Edgar Rice Burroughs John Carter of Mars. RPG review

Edgar Rice Burroughs John Carter of Mars RPG, Modiphius Entertainment, £41.99, Website

Reviewed by Rick Hudson

Hurrah! A John Carter Role Playing Game! If this hasn’t been a sf / fantasy setting aching to have an RPG based on it, I don’t know what is.

John Carter first appeared in a serialised adventure called ‘Under the Moons of Mars’ by Edgar Rice Burroughs in All-Story magazine in 1912 and was then published as a novel under the title of Princess of Mars in 1917. Burroughs was to produce a series of novels featuring this hero and his adventures on Barsoom (Mars), and also novels featuring Carter’s descendants and other Barsoomian characters, the last being John Carter of Mars, which was published posthumously in 1964. Carter was to later appear in comic strip adaptations by Dell Comics, Marvel and Dynamite Entertainment.
His most recent appearance has been in the rather splendid 2012 film John Carter starring Taylor Kitsch, Lynn Collins, Ciarán Hinds, James Purefoy and Willem Dafoe (well, I liked it even if no body else did, so there). Barsoom is as rich and original as any fantasy world with exotic flora and fauna, where swashbuckling adventures take heroes in voyages on flying ships to ancient temples and into conflict with bizarre monsters such as six-armed green warriors, synthetic men and have them sucked into the Machiavellian schemes of Zodanga (boo-hiss!).
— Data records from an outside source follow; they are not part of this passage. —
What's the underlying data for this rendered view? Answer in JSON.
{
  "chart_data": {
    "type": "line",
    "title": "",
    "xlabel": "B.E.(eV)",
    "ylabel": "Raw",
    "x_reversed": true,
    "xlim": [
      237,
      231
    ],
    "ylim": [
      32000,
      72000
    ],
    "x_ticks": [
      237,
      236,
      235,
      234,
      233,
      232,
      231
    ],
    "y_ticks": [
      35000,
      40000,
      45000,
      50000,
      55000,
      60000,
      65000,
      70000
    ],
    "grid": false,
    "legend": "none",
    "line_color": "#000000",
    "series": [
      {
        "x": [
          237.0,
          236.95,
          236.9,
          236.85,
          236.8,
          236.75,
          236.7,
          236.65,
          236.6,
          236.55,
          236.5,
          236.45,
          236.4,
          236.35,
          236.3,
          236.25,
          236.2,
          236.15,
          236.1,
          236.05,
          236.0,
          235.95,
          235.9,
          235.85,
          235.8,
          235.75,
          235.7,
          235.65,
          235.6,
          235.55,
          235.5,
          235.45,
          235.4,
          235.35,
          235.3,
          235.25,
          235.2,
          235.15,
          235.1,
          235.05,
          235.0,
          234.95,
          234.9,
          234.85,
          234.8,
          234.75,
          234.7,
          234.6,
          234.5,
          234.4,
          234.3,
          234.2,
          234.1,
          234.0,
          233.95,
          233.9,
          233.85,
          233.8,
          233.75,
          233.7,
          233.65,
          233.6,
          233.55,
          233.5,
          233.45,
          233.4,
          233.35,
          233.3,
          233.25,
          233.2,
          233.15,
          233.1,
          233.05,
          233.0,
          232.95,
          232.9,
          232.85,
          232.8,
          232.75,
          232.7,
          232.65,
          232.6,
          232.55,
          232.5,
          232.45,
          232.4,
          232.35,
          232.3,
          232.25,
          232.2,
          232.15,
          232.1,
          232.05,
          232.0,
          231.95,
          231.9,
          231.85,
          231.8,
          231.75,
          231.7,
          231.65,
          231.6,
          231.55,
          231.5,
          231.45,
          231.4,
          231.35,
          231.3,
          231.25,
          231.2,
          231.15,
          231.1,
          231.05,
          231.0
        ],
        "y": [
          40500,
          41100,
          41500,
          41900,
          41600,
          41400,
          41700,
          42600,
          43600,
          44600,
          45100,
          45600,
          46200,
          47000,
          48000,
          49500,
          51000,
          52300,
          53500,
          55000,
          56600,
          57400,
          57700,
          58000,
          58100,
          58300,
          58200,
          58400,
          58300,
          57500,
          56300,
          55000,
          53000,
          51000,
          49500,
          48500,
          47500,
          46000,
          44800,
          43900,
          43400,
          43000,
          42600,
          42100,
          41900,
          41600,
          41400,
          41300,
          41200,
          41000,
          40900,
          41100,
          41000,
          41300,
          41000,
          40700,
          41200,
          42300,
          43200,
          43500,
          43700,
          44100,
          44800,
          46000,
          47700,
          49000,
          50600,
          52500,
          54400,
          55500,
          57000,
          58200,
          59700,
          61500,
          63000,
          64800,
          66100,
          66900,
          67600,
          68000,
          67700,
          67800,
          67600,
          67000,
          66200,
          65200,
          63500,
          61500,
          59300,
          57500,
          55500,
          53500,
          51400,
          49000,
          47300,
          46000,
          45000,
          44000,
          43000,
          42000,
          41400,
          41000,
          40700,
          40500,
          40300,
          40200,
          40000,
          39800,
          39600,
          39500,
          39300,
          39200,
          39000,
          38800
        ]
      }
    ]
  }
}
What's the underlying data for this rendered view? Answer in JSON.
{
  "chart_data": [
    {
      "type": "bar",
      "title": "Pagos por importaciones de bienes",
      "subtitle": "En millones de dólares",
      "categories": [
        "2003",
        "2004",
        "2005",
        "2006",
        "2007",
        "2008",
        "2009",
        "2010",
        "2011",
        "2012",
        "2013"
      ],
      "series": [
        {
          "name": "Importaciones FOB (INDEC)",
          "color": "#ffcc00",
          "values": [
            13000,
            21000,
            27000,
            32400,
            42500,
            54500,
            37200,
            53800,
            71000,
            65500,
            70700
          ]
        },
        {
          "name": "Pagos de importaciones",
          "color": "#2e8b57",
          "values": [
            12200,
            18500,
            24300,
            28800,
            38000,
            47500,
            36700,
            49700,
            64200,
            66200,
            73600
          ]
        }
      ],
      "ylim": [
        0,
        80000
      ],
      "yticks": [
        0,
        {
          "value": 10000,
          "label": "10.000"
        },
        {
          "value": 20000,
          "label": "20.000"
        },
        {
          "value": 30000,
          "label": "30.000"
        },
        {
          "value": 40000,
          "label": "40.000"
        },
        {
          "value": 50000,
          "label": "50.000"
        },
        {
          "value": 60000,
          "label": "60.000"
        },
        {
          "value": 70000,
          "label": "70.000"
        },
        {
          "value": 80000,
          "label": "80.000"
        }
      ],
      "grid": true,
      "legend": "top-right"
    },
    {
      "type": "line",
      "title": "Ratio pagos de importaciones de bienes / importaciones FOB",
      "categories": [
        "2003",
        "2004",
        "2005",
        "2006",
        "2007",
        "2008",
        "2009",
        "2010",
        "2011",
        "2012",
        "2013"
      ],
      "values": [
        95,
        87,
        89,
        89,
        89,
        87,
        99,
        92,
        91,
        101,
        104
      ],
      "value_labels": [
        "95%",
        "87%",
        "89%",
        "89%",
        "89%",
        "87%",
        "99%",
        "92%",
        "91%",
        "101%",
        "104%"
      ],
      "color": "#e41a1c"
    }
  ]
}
Modipius have done a great job of bringing this game to life and doing so in a manner that is very playable as an RPG. The material production values of the rule book are of the company’s usual high standard. The book – rather unusually – is produced in landscape format in order to add drama to the epic illustrations of the Barsoomian landscape. One downside is that while the artwork is generally rather good some illustrations are a little disappointing, sometimes verging on the amateurish. But the game itself is rather splendid and utilises Modiphius’ house gaming mechanic: the 2d20 system. I’ve banged on about 2d20 system before in my reviews of other Modiphius games on this site, so won’t repeat myself here, other than to say that not only does it work well as a game engine, but it has this mysterious quality that enables a GM to evoke the specific flavour of a game world; whether that be Conan’s Hyboria, or Star Trek’s Federation. This system plays its part in bringing Barsoom to life in a game setting. The system works very well to facilitate games that encompass swash buckling action, treachery, intrigue and romance.
I will also flag up a problem with Modiphius game books that I have highlighted before: the company still have a problem with their writing. In crucial sections of the rules dealing with more complex points, the writing becomes obfuscating, unclear, confusing and vague. I know I’ve gone on about this when reviewing Conan and Star Trek games- but it is a point that Modiphius need to address. I was beginning to think it was just me fixating on this kind of stuff – but I’ve spoken to many people who have said the same thing. So Modiphius, your games are great, especially this one, but PLEASE sort this on-going nagging problem out.
The John Carter RPG has already got a lot of support material available. Not least a rather lovely line of miniatures that look rather smashing and evoke a true Barsoomian feel and style. There’s a GM screen which includes all the stuff you need and expect as a GM and, a Narrator’s Toolkit. (yes, we have to call GMs narrators in this game, not as crap as ‘Keeper’ I’ll admit). On an initial skim through the GM .. erm, Narrator’s Toolkit I thought that this was a bit of a nice to have but superfluous product, however as I explored the game more I changed my mind. John Carter is a game in which the heroes run around with swords fighting monsters and baddies; as such it would be very easy to design and run games which are not that different from any other RPG which features heroes running around with swords fighting monsters and baddies. It’s here that the Toolkit comes to the rescue by giving advise on how a game can be designed and run so that it emulates a John Carter narrative in spirit and style, and how you can create NPC adversaries and allies that are truly Barsoomian rather than stock RPG characters. The Toolkit ensures that you will be playing John Carter, not Dungeons & Dragons with flying boats.

Similarly, the scenario / campaign guide Phantoms of Mars provides the narrator (I remembered this time) with a par exemplar John Carter adventure to run and use as a template when designing their own games. Inveigling characters in a story which centres on a conspiracy instigated by a sinister and secretive organisation, this campaign has players skedaddling from one pulp influenced episode to another and is embedded with true Barsoomian flavour. Also, rather nicely there is a set of skirmish miniatures rules that enable you to utilise Modiphius’ John Carter miniatures which plays rather well.

I am a big John Carter fan and I have been looking forward to this game for some time. Yes, I stand by my remarks about the artwork and writing being a bit shoddy at times, but the game far from disappoints. Indeed, it exceeds the rather high expectations I had of it.